With the Spanish experience in mind – that is to say, with their ability to continuously communicate and thus moderate their actions (the only explanation I can encounter as they proceed to put up with soaring unemployment rates of 27 percent) – I am minded to remember my own experience whilst I was a co-opted parish councillor in the place in which I still find myself living. I had by then set up what I intended to be a local blogsite which would combine photos of the area with pithy comment. But, in the event, I found it extraordinarily difficult to say any productive or useful word about my experiences. Simply knowing the potential audience was people I lived cheek-and-jowl next to terrified me into a counter-productive silence.
Or perhaps the silence was not as counter-productive as I thought.
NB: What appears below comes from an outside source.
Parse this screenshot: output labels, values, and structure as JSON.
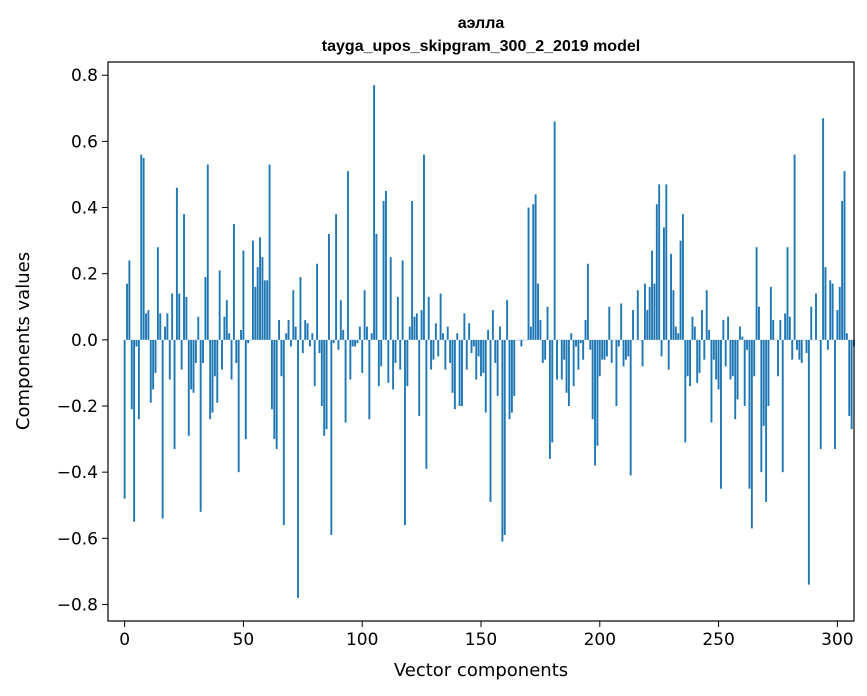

It seems to me, in the light of the findings recounted in the New York Times, that what I was experiencing was actually a virtual equivalent of that highly constructive and continuous communication of the Spanish: I was being forced to explain myself to people I knew I’d bump into – and thus was having to question far more fiercely my own neat and perfectly-formed prejudices.
In truth, it seems to me that if we are to survive the next decade or so with any degree of kindness, humility or accuracy – if England, the UK and a wider Western democracy is to perpetuate its better aspects in any convincing way – we will need to recover a face-to-face society which broadcast politics, social media, online communication and other latterday technologies have almost battered into non-existence.
It might yet be possible too. This statistic could be telling:
The poll also asked respondents: “Thinking about any local newspapers published in your home town or county, do you think they are on balance a positive or a negative force in your local community?” The majority, 53.3 per cent, said they were positive, 8.3 per cent said they were negative and 32.7 per cent said they were neutral.
I don’t have the data to hand, of course, but I would be happy to assume that local radio, TV and newspapers are generally less aggressively overbearing in their behaviours than the more cocooned and distant national media. More middle-of-the-road, less extreme in their posturing. Inevitably so, when your neighbours get to know who you are and where you live.
Hardly counter-intuitive, anyhow.
It may of course be that the distancing effect of social media and networks is something we in Anglo-Saxon countries are actively pursuing. Who’s to say, after all, that we would like to continuously communicate like the Spanish seem to want to? But I bet my very last peseta that if you ever properly got the opportunity to find out what it was like, then to live and work in an environment of friendly and intelligent “relationship professionals” would be far more finally fun and productive than in a landscape of pesky “time-keeping trolls”.
As well as leading to a far less destructively cruel, inefficient and partisan politics.